Las segundas partes de las películas rara vez se parecen a las primeras, aunque repitan los protagonistas. Es lo que le va a ocurrir a George Bush en este mandato, que no tendrá nada que ver con el primero. Pero también le va a ocurrir al cardenal Ratzinger, que, casi con toda seguridad, no se comportará como Papa tal como esperan sus admiradores y temen sus detractores. El poder cambia a las personas y el tiempo acaba por limar muchas aristas. El nuevo Papa tiene demasiados frentes en China y Africa, donde el catolicismo está en plena expansión, y en Latinoamérica donde el protestantismo le come terreno deprisa, como para centrarse exclusivamente en los problemas doctrinales, lo que hacía en su anterior cargo. Así que es probable que descubramos un talante muy distinto –y bastante más conciliador– del que han dibujado sus primeros perfiles biográficos.
Bush, por su parte, va a comprobar cómo gobernar con las arcas vacías es muy diferente a hacerlo con todas las reservas que heredó de los demócratas.

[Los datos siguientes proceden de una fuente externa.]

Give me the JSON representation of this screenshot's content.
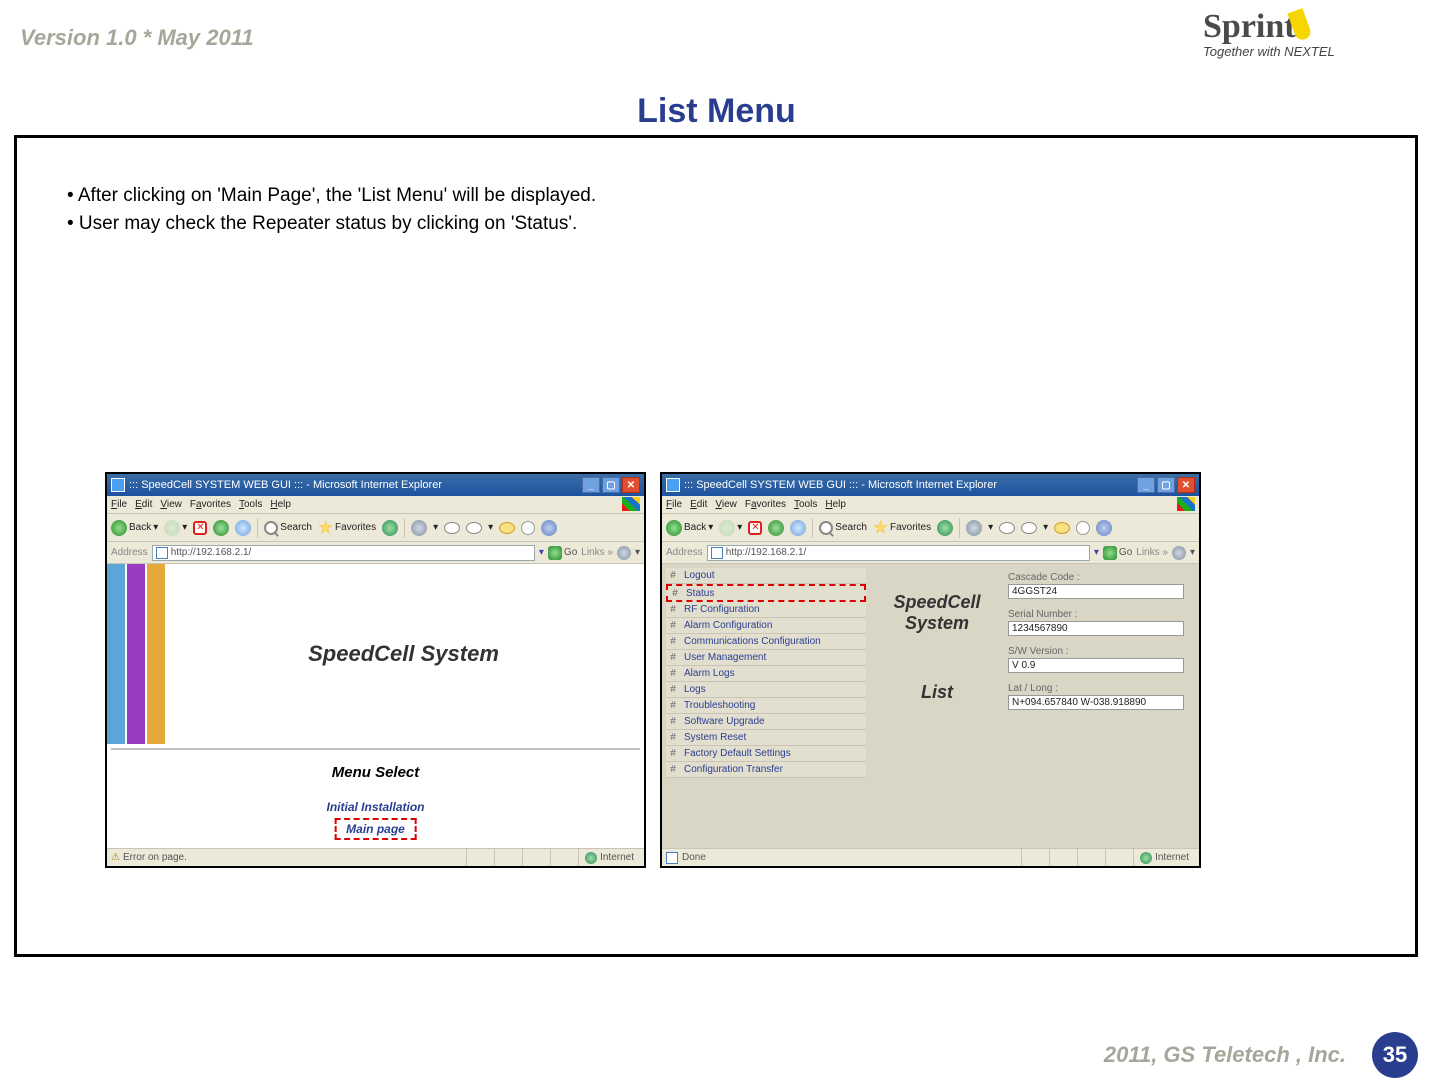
{
  "header": {
    "version_line": "Version 1.0 * May 2011",
    "logo_brand": "Sprint",
    "logo_tagline": "Together with NEXTEL"
  },
  "page_title": "List Menu",
  "bullets": [
    "After clicking on 'Main Page', the 'List Menu' will be displayed.",
    "User may check the Repeater status by clicking on 'Status'."
  ],
  "ie_common": {
    "title": "::: SpeedCell SYSTEM WEB GUI ::: - Microsoft Internet Explorer",
    "menus": {
      "file": "File",
      "edit": "Edit",
      "view": "View",
      "favorites": "Favorites",
      "tools": "Tools",
      "help": "Help"
    },
    "toolbar": {
      "back": "Back",
      "search": "Search",
      "favorites": "Favorites"
    },
    "address_label": "Address",
    "url": "http://192.168.2.1/",
    "go": "Go",
    "links": "Links",
    "internet": "Internet"
  },
  "shot1": {
    "status": "Error on page.",
    "heading": "SpeedCell System",
    "menu_select": "Menu Select",
    "initial_install": "Initial Installation",
    "main_page": "Main page"
  },
  "shot2": {
    "status": "Done",
    "heading1": "SpeedCell",
    "heading2": "System",
    "list_label": "List",
    "menu_items": [
      "Logout",
      "Status",
      "RF Configuration",
      "Alarm Configuration",
      "Communications Configuration",
      "User Management",
      "Alarm Logs",
      "Logs",
      "Troubleshooting",
      "Software Upgrade",
      "System Reset",
      "Factory Default Settings",
      "Configuration Transfer"
    ],
    "highlight_index": 1,
    "fields": {
      "cascade_label": "Cascade Code :",
      "cascade_value": "4GGST24",
      "serial_label": "Serial Number :",
      "serial_value": "1234567890",
      "sw_label": "S/W Version :",
      "sw_value": "V 0.9",
      "latlong_label": "Lat / Long :",
      "latlong_value": "N+094.657840 W-038.918890"
    }
  },
  "footer": {
    "copyright": "2011, GS Teletech , Inc.",
    "page": "35"
  }
}
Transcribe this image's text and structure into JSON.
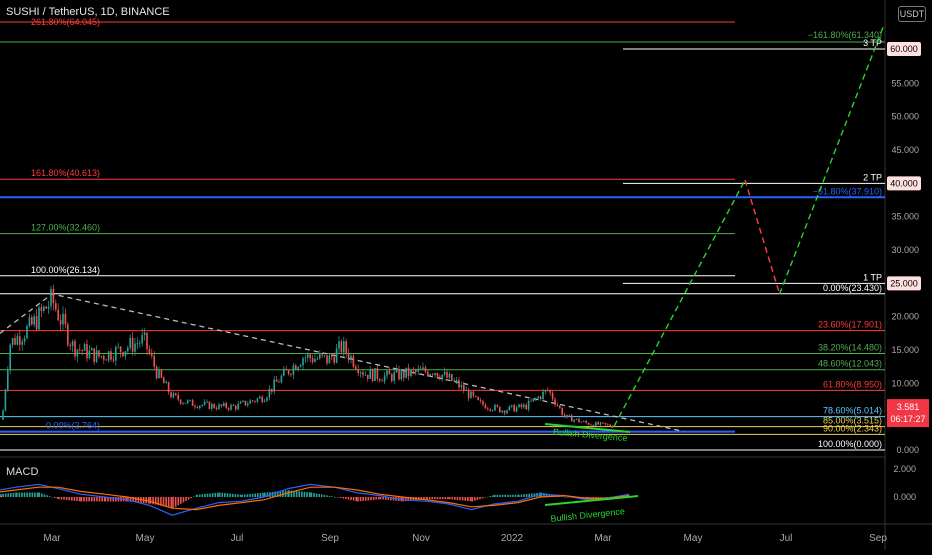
{
  "header": {
    "title": "SUSHI / TetherUS, 1D, BINANCE",
    "currency_badge": "USDT",
    "indicator_title": "MACD"
  },
  "colors": {
    "background": "#000000",
    "red": "#ff3b3b",
    "green": "#4caf50",
    "white": "#ffffff",
    "blue": "#2962ff",
    "lightblue": "#5ec8ff",
    "yellow": "#f0d050",
    "current_price": "#f23645"
  },
  "chart_data": [
    {
      "type": "candlestick",
      "title": "SUSHI / TetherUS, 1D, BINANCE",
      "x_axis": {
        "tick_labels": [
          "Mar",
          "May",
          "Jul",
          "Sep",
          "Nov",
          "2022",
          "Mar",
          "May",
          "Jul",
          "Sep"
        ]
      },
      "y_axis": {
        "side": "right",
        "range": [
          0,
          61.5
        ],
        "tick_values": [
          0,
          5,
          10,
          15,
          20,
          25,
          30,
          35,
          40,
          45,
          50,
          55,
          60
        ],
        "tick_labels": [
          "0.000",
          "5.000",
          "10.000",
          "15.000",
          "20.000",
          "25.000",
          "30.000",
          "35.000",
          "40.000",
          "45.000",
          "50.000",
          "55.000",
          "60.000"
        ]
      },
      "current_price": {
        "value": 3.581,
        "label": "3.581",
        "countdown": "06:17:27"
      },
      "price_series": {
        "dates": [
          "2021-01-01",
          "2021-02-01",
          "2021-02-15",
          "2021-03-01",
          "2021-03-15",
          "2021-04-01",
          "2021-04-15",
          "2021-05-01",
          "2021-05-10",
          "2021-05-20",
          "2021-06-01",
          "2021-06-20",
          "2021-07-01",
          "2021-07-20",
          "2021-08-01",
          "2021-08-15",
          "2021-09-01",
          "2021-09-10",
          "2021-09-25",
          "2021-10-10",
          "2021-10-25",
          "2021-11-10",
          "2021-11-25",
          "2021-12-10",
          "2021-12-25",
          "2022-01-10",
          "2022-01-25",
          "2022-02-05",
          "2022-02-20",
          "2022-03-10"
        ],
        "closes": [
          4.5,
          16.0,
          18.5,
          22.5,
          15.5,
          14.0,
          15.0,
          16.5,
          11.5,
          8.0,
          7.0,
          6.5,
          6.5,
          8.0,
          11.0,
          14.0,
          13.5,
          15.5,
          11.5,
          11.0,
          11.5,
          12.0,
          10.0,
          7.0,
          6.0,
          6.5,
          9.0,
          5.0,
          4.0,
          3.6
        ]
      },
      "levels": [
        {
          "label": "261.80%(64.045)",
          "value": 64.045,
          "color": "red",
          "side": "left"
        },
        {
          "label": "161.80%(40.613)",
          "value": 40.613,
          "color": "red",
          "side": "left"
        },
        {
          "label": "127.00%(32.460)",
          "value": 32.46,
          "color": "green",
          "side": "left"
        },
        {
          "label": "100.00%(26.134)",
          "value": 26.134,
          "color": "white",
          "side": "left"
        },
        {
          "label": "0.00%(23.430)",
          "value": 23.43,
          "color": "white",
          "side": "right"
        },
        {
          "label": "23.60%(17.901)",
          "value": 17.901,
          "color": "red",
          "side": "right"
        },
        {
          "label": "38.20%(14.480)",
          "value": 14.48,
          "color": "green",
          "side": "right"
        },
        {
          "label": "48.60%(12.043)",
          "value": 12.043,
          "color": "green",
          "side": "right"
        },
        {
          "label": "61.80%(8.950)",
          "value": 8.95,
          "color": "red",
          "side": "right"
        },
        {
          "label": "78.60%(5.014)",
          "value": 5.014,
          "color": "lightblue",
          "side": "right"
        },
        {
          "label": "85.00%(3.515)",
          "value": 3.515,
          "color": "yellow",
          "side": "right"
        },
        {
          "label": "90.00%(2.343)",
          "value": 2.343,
          "color": "yellow",
          "side": "right"
        },
        {
          "label": "100.00%(0.000)",
          "value": 0.0,
          "color": "white",
          "side": "right"
        },
        {
          "label": "−161.80%(61.340)",
          "value": 61.34,
          "color": "green",
          "side": "right"
        },
        {
          "label": "−61.80%(37.910)",
          "value": 37.91,
          "color": "blue",
          "side": "right"
        },
        {
          "label": "0.00%(2.764)",
          "value": 2.764,
          "color": "blue",
          "side": "left"
        }
      ],
      "targets": [
        {
          "label": "3 TP",
          "value": 60.0
        },
        {
          "label": "2 TP",
          "value": 40.0
        },
        {
          "label": "1 TP",
          "value": 25.0
        }
      ],
      "right_axis_tags": [
        {
          "label": "60.000",
          "value": 60.0
        },
        {
          "label": "40.000",
          "value": 40.0
        },
        {
          "label": "25.000",
          "value": 25.0
        }
      ],
      "projection": {
        "dates": [
          "2022-03-10",
          "2022-06-05",
          "2022-06-28",
          "2022-09-05"
        ],
        "values": [
          3.6,
          40.5,
          23.4,
          63.5
        ]
      },
      "trendline": {
        "dates": [
          "2021-01-01",
          "2021-03-01",
          "2022-04-25"
        ],
        "values": [
          17.5,
          23.4,
          2.8
        ]
      },
      "annotations": [
        {
          "text": "Bullish Divergence",
          "date": "2022-02-20",
          "value": 2.0
        }
      ]
    },
    {
      "type": "line",
      "title": "MACD",
      "y_axis": {
        "tick_values": [
          2.0,
          0.0
        ],
        "tick_labels": [
          "2.000",
          "0.000"
        ]
      },
      "macd_series": {
        "dates": [
          "2021-01-01",
          "2021-01-20",
          "2021-02-05",
          "2021-02-20",
          "2021-03-05",
          "2021-03-20",
          "2021-04-05",
          "2021-04-20",
          "2021-05-05",
          "2021-05-20",
          "2021-06-05",
          "2021-06-20",
          "2021-07-05",
          "2021-07-20",
          "2021-08-05",
          "2021-08-20",
          "2021-09-05",
          "2021-09-20",
          "2021-10-05",
          "2021-10-20",
          "2021-11-05",
          "2021-11-20",
          "2021-12-05",
          "2021-12-20",
          "2022-01-05",
          "2022-01-20",
          "2022-02-05",
          "2022-02-20",
          "2022-03-05",
          "2022-03-20"
        ],
        "macd": [
          0.1,
          0.4,
          0.7,
          0.9,
          0.6,
          0.2,
          0.0,
          -0.2,
          -0.6,
          -1.3,
          -0.8,
          -0.4,
          -0.3,
          0.0,
          0.6,
          0.9,
          0.7,
          0.3,
          0.1,
          -0.2,
          -0.3,
          -0.5,
          -0.9,
          -0.5,
          -0.3,
          0.2,
          0.1,
          -0.2,
          -0.1,
          0.2
        ],
        "signal": [
          0.0,
          0.3,
          0.5,
          0.7,
          0.7,
          0.4,
          0.2,
          0.0,
          -0.3,
          -0.8,
          -0.9,
          -0.6,
          -0.4,
          -0.2,
          0.3,
          0.7,
          0.7,
          0.5,
          0.2,
          0.0,
          -0.2,
          -0.4,
          -0.7,
          -0.6,
          -0.4,
          0.0,
          0.1,
          -0.1,
          -0.1,
          0.1
        ]
      },
      "annotations": [
        {
          "text": "Bullish Divergence",
          "date": "2022-02-25",
          "value": -1.0
        }
      ]
    }
  ]
}
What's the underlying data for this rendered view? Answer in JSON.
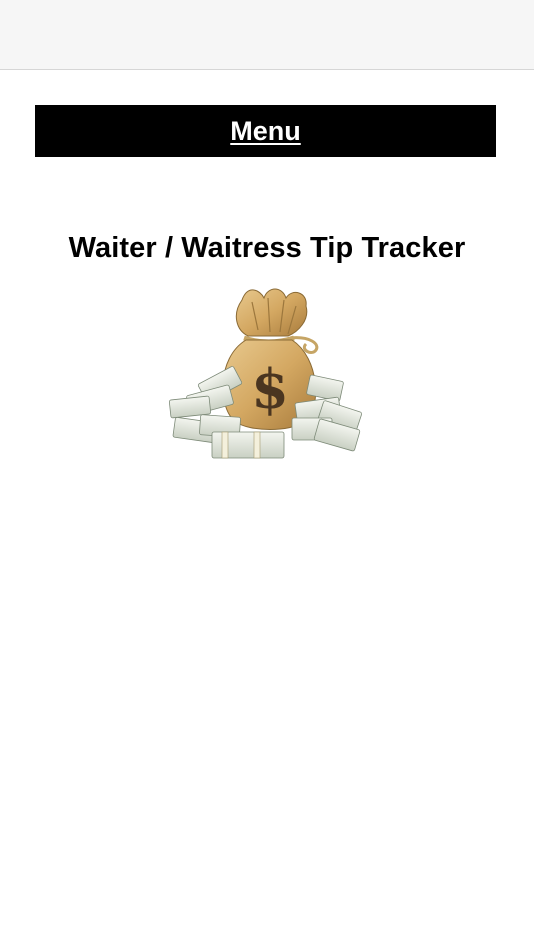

Menos dinero es menos poder y ni siquiera Estados Unidos tiene una capacidad de endeudamiento ilimitada. Quienes supusieron que después de las guerras de Afganistán e Irak, el reelegido presidente estadounidense empezaría con su nuevo eje del mal (Irán, Corea del Norte y Siria), se equivocan mucho. Ni hay tropas ni hay dinero para ello. Basta ver que ahora prefiere considerar como una pequeña travesura las pruebas atómicas de los norcoreanos. Y, después de haber conocido hasta qué punto puede enredarse un conflicto en un país islámico, no le va a quedar ninguna gana de más operaciones de liberación en otros países árabes, especialmente en Irán, un territorio aún más complejo que Irak.
Es curioso que en esta legislatura no sepamos nada de las teorías de los neocons, los elementos más conservadores del Gobierno Bush que tanto protagonismo tuvieron en la pasada. Y es más llamativo aún, cuán efusivamente se ha acercado el presidente a la Vieja Europa, que ha debido rejuvenecer de repente. A excepción de su rabieta personal con Zapatero, por la retirada de las tropas, el mandatario norteamericano parece completamente olvidado de sus enfrentamientos con Chirac o con Schroeder, a los que ha saludado con una cordialidad que hace dos años hubiese resultado impensable.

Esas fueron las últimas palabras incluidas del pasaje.